Solutions with a bounded support promote permanence of a distributed replicator equation

TL;DR

This paper introduces a spatially explicit replicator equation inspired by the porous medium equation, demonstrating that solutions with bounded support enhance species coexistence and permanence in biological systems.

Contribution

It extends classical replicator dynamics by incorporating spatial heterogeneity and bounded support solutions, highlighting their role in promoting permanence.

Findings

Solutions can evolve to bounded support equilibrium states.

Spatial heterogeneity increases the likelihood of species permanence.
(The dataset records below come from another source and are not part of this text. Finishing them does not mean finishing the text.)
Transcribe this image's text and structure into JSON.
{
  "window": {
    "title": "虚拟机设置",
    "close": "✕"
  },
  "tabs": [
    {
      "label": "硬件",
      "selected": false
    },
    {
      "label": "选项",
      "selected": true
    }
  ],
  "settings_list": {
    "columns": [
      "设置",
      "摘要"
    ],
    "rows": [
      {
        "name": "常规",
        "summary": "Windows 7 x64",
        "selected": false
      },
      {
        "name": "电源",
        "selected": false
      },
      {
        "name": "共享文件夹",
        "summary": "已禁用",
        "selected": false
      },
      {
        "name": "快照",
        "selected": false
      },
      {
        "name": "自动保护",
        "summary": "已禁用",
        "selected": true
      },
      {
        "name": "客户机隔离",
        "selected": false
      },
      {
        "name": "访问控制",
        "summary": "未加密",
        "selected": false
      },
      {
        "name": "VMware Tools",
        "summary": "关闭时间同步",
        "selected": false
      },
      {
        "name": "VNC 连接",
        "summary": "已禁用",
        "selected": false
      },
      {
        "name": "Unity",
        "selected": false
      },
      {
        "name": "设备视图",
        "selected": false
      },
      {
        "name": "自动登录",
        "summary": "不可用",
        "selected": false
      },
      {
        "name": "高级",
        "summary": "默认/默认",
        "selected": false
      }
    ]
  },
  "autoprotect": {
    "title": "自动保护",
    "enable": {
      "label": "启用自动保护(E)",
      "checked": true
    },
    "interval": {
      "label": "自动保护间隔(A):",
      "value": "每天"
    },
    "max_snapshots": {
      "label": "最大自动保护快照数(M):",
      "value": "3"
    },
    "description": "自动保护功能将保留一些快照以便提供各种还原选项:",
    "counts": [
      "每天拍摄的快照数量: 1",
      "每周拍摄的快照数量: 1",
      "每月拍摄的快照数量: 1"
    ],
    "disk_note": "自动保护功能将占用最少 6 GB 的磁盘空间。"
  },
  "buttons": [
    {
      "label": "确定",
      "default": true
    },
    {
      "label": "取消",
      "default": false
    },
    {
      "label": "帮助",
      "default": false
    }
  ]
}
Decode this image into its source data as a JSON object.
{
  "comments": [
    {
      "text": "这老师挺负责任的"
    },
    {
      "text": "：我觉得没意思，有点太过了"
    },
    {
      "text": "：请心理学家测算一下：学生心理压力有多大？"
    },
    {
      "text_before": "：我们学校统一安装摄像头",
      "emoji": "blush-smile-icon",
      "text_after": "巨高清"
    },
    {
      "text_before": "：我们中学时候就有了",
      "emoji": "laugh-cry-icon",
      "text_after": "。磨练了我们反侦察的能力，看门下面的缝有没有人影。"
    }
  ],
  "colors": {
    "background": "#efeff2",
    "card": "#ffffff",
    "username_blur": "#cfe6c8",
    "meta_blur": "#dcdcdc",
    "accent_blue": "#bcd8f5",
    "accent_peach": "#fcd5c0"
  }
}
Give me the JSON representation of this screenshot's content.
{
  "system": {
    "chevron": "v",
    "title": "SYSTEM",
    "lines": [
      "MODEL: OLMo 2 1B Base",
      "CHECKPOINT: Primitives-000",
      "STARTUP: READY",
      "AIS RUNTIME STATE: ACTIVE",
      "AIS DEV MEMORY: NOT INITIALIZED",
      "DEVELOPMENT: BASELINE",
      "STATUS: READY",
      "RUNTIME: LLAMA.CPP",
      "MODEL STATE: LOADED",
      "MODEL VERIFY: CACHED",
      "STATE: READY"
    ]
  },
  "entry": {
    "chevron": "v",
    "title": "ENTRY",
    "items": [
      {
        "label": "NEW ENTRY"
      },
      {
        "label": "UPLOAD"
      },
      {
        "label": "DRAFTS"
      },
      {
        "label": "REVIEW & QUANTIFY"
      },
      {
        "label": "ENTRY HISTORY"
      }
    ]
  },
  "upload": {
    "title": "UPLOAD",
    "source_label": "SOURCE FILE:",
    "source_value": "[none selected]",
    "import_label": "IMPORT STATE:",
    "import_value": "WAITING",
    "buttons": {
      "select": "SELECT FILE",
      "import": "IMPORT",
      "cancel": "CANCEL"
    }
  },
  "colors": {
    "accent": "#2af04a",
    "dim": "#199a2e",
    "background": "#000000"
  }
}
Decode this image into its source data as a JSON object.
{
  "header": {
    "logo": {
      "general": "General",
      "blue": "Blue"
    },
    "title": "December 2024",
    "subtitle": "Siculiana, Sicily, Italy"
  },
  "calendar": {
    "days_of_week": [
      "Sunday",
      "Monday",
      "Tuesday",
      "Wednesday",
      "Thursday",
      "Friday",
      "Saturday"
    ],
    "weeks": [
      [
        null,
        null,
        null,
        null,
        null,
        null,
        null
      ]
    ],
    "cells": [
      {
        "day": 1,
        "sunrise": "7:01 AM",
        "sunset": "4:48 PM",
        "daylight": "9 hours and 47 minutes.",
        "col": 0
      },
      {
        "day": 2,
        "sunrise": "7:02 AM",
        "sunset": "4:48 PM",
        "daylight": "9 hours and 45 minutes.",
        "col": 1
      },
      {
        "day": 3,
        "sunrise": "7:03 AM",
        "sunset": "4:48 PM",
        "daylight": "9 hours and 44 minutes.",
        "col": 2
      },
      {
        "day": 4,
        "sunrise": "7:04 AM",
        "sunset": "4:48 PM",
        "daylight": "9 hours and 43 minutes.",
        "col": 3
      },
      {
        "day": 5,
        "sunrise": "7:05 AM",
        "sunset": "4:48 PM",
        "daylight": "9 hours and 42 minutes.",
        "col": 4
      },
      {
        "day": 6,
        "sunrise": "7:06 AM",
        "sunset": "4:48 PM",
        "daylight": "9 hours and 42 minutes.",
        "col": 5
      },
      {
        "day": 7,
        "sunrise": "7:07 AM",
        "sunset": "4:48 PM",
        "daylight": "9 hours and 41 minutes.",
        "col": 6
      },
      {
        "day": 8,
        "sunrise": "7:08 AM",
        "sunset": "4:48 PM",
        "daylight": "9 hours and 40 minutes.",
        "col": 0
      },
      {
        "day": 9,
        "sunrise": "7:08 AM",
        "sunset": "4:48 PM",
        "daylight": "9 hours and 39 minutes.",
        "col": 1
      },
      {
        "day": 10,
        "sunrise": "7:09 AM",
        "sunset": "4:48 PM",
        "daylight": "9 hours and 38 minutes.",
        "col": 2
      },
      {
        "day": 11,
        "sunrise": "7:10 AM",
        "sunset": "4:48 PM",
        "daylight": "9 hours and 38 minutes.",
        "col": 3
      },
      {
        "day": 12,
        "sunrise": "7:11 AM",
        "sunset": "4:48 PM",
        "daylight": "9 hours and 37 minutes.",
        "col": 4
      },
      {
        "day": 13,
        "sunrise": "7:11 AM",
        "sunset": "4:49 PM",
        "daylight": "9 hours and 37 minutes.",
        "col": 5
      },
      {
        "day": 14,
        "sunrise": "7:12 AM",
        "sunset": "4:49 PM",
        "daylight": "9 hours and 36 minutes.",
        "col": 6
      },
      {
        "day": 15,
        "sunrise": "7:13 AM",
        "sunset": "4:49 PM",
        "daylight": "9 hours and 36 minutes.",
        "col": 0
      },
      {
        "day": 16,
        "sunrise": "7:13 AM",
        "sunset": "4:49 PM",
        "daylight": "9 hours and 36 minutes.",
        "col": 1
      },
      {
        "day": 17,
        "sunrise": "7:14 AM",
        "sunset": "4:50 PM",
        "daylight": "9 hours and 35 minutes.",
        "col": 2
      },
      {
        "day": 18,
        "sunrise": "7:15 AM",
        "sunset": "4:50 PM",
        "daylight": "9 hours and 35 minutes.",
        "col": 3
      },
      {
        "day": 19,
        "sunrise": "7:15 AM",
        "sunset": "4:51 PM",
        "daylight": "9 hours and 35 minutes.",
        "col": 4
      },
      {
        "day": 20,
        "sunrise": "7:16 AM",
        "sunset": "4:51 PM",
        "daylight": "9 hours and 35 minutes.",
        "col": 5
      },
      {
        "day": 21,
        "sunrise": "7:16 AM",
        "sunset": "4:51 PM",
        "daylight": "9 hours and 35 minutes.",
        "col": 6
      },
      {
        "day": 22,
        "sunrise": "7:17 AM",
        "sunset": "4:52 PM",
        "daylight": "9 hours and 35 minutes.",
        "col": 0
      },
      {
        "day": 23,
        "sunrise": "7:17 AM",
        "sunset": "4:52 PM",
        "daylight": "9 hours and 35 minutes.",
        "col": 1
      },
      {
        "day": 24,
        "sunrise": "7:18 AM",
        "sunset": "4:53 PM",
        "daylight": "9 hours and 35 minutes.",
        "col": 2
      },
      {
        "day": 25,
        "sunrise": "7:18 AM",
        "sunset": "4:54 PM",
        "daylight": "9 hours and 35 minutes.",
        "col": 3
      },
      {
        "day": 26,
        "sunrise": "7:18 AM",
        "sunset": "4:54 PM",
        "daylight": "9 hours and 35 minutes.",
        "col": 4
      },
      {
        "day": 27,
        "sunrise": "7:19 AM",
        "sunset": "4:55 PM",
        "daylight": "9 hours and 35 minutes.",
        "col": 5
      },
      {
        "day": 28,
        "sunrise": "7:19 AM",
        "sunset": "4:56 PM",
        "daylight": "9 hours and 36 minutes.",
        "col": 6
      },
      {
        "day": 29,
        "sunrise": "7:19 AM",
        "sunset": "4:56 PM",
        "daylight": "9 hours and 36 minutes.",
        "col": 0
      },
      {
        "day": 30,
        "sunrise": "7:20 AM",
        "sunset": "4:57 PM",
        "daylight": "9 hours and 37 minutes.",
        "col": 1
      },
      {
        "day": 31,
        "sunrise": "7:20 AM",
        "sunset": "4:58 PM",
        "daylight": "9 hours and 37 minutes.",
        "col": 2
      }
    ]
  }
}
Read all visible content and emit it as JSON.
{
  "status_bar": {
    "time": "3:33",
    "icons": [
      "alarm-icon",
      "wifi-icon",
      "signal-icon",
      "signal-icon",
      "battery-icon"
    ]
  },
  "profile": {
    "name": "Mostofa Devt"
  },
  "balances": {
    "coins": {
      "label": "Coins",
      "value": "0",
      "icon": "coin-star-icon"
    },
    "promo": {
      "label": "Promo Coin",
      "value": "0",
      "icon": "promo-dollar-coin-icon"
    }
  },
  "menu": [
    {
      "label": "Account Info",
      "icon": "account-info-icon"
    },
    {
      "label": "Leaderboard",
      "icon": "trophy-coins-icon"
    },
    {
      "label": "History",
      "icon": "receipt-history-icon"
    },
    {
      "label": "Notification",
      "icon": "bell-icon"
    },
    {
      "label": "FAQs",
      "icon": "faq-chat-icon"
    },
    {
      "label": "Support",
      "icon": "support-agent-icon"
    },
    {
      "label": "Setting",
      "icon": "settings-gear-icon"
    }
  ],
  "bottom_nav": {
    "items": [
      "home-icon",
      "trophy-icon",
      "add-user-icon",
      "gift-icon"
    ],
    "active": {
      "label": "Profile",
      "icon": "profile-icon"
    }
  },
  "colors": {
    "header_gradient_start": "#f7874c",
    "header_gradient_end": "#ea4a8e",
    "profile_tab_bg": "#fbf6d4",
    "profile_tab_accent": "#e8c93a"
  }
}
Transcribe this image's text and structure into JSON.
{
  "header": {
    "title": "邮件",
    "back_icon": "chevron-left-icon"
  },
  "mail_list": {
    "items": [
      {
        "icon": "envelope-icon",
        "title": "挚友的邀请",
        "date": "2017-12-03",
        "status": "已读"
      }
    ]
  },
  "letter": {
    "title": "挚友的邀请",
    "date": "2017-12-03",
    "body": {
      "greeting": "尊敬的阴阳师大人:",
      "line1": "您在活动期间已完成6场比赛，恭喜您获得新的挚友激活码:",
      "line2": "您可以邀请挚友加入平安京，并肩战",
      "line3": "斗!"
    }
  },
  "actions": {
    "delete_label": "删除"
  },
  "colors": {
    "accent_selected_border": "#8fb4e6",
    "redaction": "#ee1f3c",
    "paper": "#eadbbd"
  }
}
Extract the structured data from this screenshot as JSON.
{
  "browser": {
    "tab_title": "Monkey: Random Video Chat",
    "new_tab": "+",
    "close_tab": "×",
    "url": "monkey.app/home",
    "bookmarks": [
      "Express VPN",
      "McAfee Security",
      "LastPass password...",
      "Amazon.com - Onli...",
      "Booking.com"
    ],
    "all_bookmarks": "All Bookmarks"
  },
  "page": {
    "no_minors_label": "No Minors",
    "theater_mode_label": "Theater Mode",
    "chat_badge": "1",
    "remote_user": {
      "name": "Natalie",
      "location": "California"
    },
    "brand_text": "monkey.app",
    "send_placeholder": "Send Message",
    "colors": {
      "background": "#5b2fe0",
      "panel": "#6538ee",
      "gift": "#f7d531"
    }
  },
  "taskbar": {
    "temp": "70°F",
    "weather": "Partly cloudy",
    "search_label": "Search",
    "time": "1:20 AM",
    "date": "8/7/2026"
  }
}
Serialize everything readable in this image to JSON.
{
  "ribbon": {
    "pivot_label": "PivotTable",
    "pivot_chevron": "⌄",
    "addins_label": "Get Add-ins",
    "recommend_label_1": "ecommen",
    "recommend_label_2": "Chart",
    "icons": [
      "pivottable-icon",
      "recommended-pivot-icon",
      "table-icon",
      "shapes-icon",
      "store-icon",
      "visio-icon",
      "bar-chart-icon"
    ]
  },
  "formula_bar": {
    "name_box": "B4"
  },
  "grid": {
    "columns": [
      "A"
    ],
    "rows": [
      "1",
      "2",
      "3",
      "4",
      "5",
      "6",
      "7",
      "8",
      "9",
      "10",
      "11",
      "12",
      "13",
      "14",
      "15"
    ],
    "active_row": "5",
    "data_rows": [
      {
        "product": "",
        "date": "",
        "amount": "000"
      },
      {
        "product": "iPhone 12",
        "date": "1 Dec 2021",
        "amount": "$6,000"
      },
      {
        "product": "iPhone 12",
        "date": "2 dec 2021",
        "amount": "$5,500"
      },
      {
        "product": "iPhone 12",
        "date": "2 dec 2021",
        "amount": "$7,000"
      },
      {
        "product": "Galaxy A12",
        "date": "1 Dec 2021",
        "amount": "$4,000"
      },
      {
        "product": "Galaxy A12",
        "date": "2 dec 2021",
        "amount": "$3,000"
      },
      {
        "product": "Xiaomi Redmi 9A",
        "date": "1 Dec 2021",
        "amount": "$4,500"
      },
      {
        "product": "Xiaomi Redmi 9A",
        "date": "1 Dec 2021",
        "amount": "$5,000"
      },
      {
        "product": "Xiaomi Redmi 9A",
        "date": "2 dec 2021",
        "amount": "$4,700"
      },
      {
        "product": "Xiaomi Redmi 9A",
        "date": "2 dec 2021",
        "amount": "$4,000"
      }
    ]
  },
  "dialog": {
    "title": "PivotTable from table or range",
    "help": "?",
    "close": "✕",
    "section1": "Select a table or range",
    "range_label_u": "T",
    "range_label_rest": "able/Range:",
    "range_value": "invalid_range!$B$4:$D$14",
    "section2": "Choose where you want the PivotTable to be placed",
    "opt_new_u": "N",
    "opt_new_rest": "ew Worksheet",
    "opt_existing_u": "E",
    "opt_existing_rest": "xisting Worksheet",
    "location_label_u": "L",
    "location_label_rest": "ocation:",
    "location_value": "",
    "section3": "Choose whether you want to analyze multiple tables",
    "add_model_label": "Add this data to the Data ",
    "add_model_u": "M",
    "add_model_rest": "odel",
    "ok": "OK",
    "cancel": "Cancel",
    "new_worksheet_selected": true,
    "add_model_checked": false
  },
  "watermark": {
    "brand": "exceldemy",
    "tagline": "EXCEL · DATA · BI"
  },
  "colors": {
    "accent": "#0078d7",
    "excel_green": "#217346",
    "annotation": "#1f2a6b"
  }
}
Bounded support solutions are crucial for species coexistence.

Abstract

The now classical replicator equation describes a wide variety of biological phenomena, including those in theoretical genetics, evolutionary game theory, or in the theories of the origin of life. Among other questions, the permanence of the replicator equation is well studied in the local, well-mixed case. Inasmuch as the spatial heterogeneities are key to understanding the species coexistence at least in some cases, it is important to supplement the classical theory of the non-distributed replicator equation with a spatially explicit framework. One possible approach, motivated by the porous medium equation, is introduced. It is shown that the solutions to the spatially heterogeneous replicator equation may evolve to equilibrium states that have a bounded support, and, moreover, that these solutions are of paramount importance for the overall system permanence, which is shown to be a more commonplace phenomenon for the spatially explicit equation if compared with the local model.